The United States Court of Appeals, Ninth Circuit affirmed the district court’s grant of summary judgment in favor of defendant ski area operator today in GREGORIE v. ALPINE MEADOWS SKI CORPORATION , upholding the assumption of inherent risk doctrine in California.

The court held:

Jessica Gregorie’s (Plaintiffs’ daughter) fatal snowboarding accident occurred on February 5, 2006, when she lost her footing, slipped on firm snow, and slid uncontrollably down an icy slope past a posted ski area boundary marker and over an outcropping of rocks. These are risks inherent in snowboarding, and Gregorie assumed them when she decided to access Beaver Bowl via the High Beaver Traverse at Alpine Meadows on the day of her accident. See, e.g., Luna v. Vela, 169 Cal.App.4th 102, 107-08 (2008); Lackner v. North, 135 Cal.App.4th 1188, 1201-02 (2006). Defendant owed no duty to protect Gregorie from these risks; it only owed her a duty not to increase the risks she encountered beyond those which are inherent in snowboarding. See Luna, 169 Cal. App. 4th at 107-08; see also Knight v. Jewett, 3 Cal.4th 296, 316 (1992).

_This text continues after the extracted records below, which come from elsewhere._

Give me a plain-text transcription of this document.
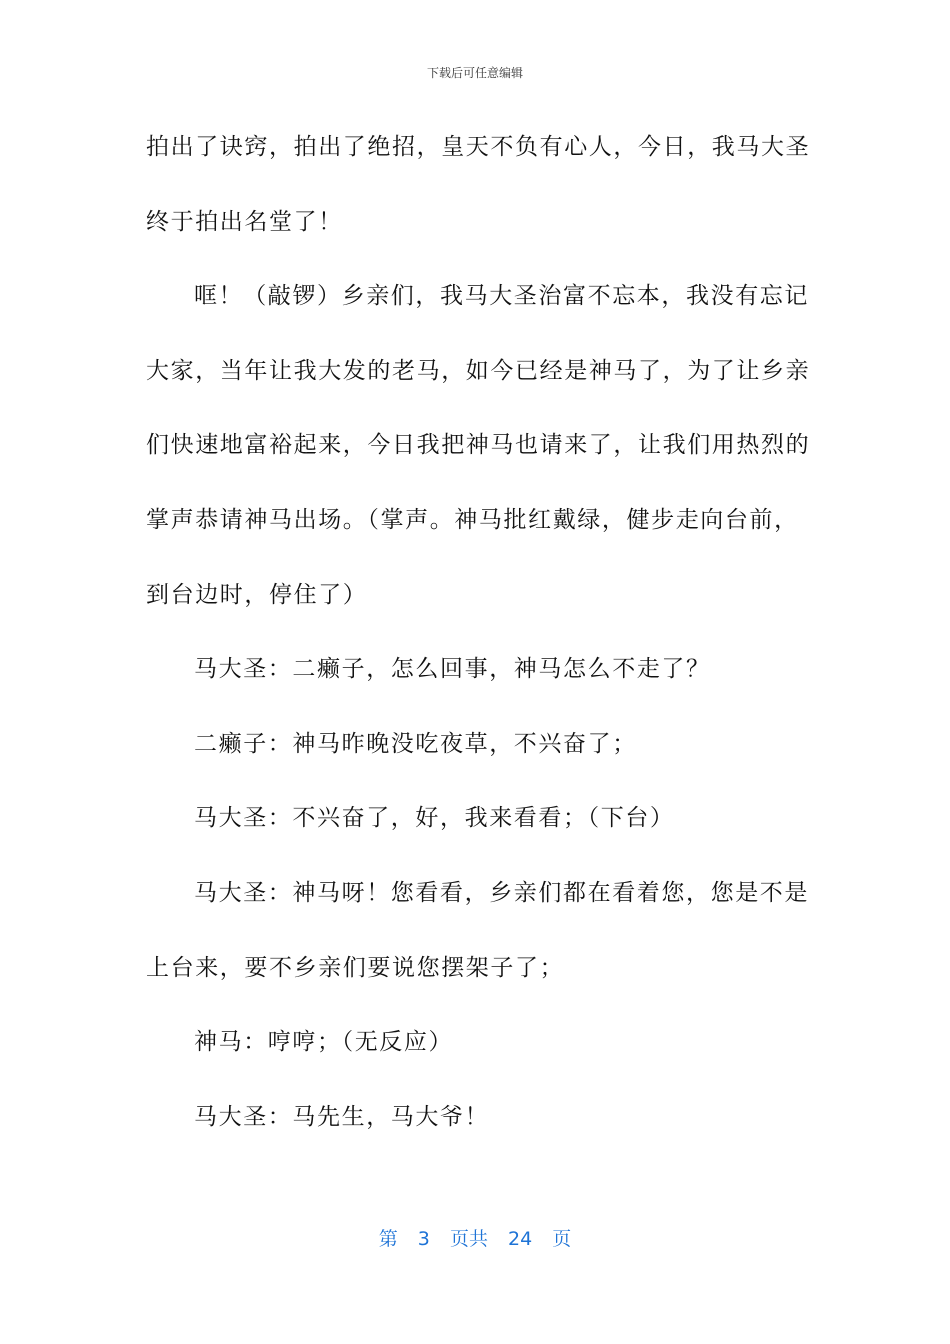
下载后可任意编辑
拍出了诀窍，拍出了绝招，皇天不负有心人，今日，我马大圣
终于拍出名堂了！
哐！（敲锣）乡亲们，我马大圣治富不忘本，我没有忘记
大家，当年让我大发的老马，如今已经是神马了，为了让乡亲
们快速地富裕起来，今日我把神马也请来了，让我们用热烈的
掌声恭请神马出场。（掌声。神马批红戴绿，健步走向台前，
到台边时，停住了）
马大圣：二癞子，怎么回事，神马怎么不走了？
二癞子：神马昨晚没吃夜草，不兴奋了；
马大圣：不兴奋了，好，我来看看；（下台）
马大圣：神马呀！您看看，乡亲们都在看着您，您是不是
上台来，要不乡亲们要说您摆架子了；
神马：哼哼；（无反应）
马大圣：马先生，马大爷！
第 3 页共 24 页
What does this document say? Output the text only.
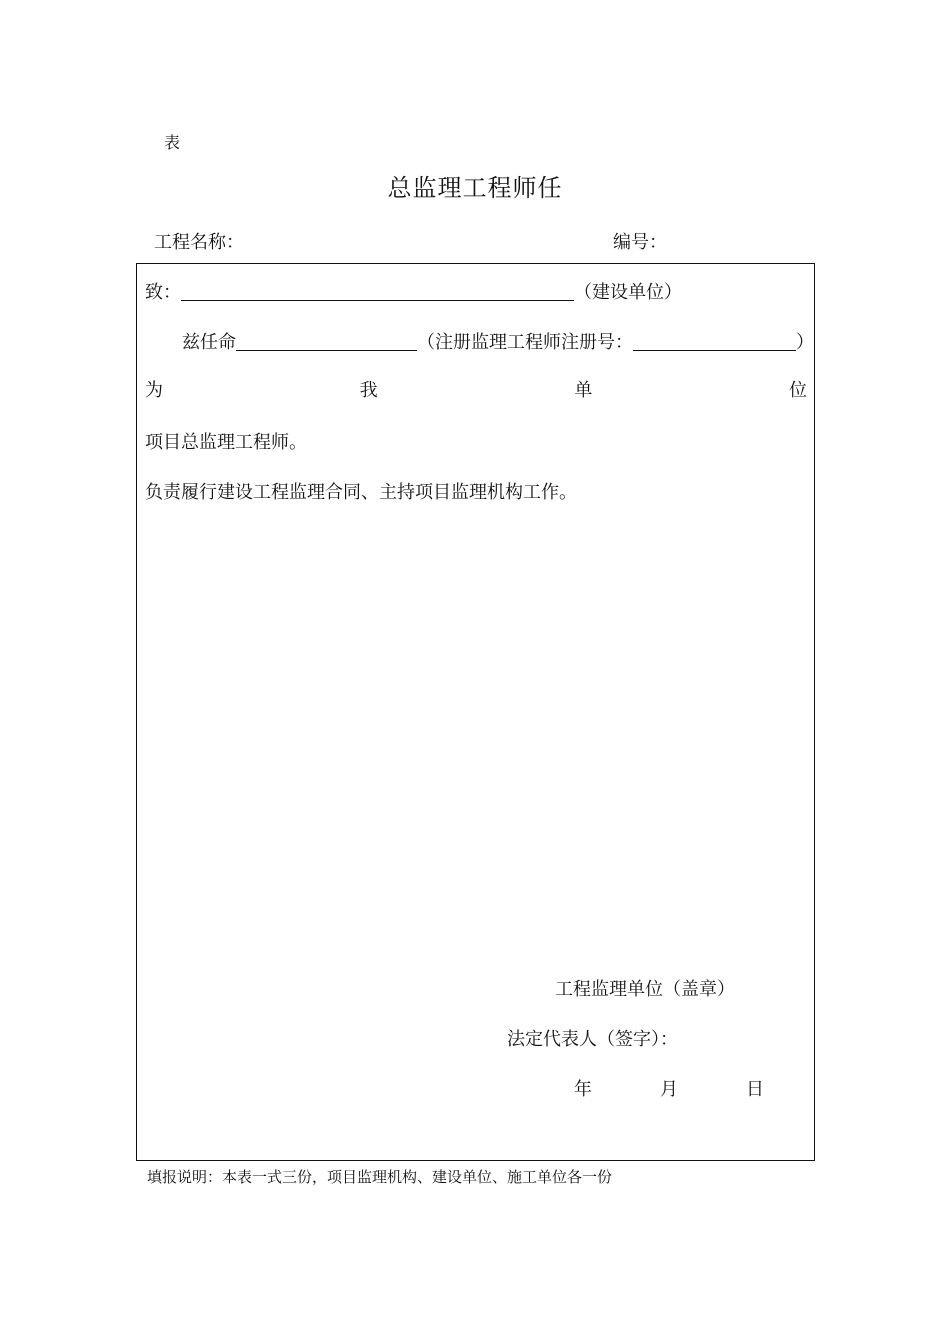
表
总监理工程师任
工程名称：	编号：
致：	（建设单位）
兹任命	（注册监理工程师注册号：	）
为	我	单	位
项目总监理工程师。
负责履行建设工程监理合同、主持项目监理机构工作。
工程监理单位（盖章）
法定代表人（签字）：
年	月	日
填报说明：本表一式三份，项目监理机构、建设单位、施工单位各一份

The district court did not err in concluding that there was no genuine issue of material fact as to whether the risks Gregorie encountered were those inherent in the sport.
Plaintiffs’ argument that Defendant misdirected Gregorie into the Alpine Meadows backcountry (unpatrolled area) by mismarking its ski area boundary line, relative to the alleged technical boundary line, is unavailing. Plaintiffs supplied no evidence that the risks inherently associated with snowboarding were increased by virtue of an alleged technical mismarking of the ski area’s boundary line. The uncontroverted facts establish that Defendant treated the area in which Gregorie fell as inbounds terrain. Nor is there a genuine issue of material fact as to whether Defendant’s placement of warning signs in the High Beaver Traverse area was comparable to its placement of warning signs in inbounds areas of like difficulty. These facts make the boundary line dispute irrelevant because, even if Defendant did improperly mark its ski area boundary, the risks Gregorie encountered were no different than those she would have assumed had Defendant correctly marked its oundary line. We therefore hold that the district court correctly applied California’s primary assumption of risk doctrine to preclude Plaintiffs’ claims because Gregorie’s fatal injuries resulted from risks inherent in snowboarding.
Because we affirm on the grounds discussed above, we need not determine whether California’s express assumption of risk doctrine applies or whether Plaintiffs could have established causation for purposes of proving their negligence claim at trial.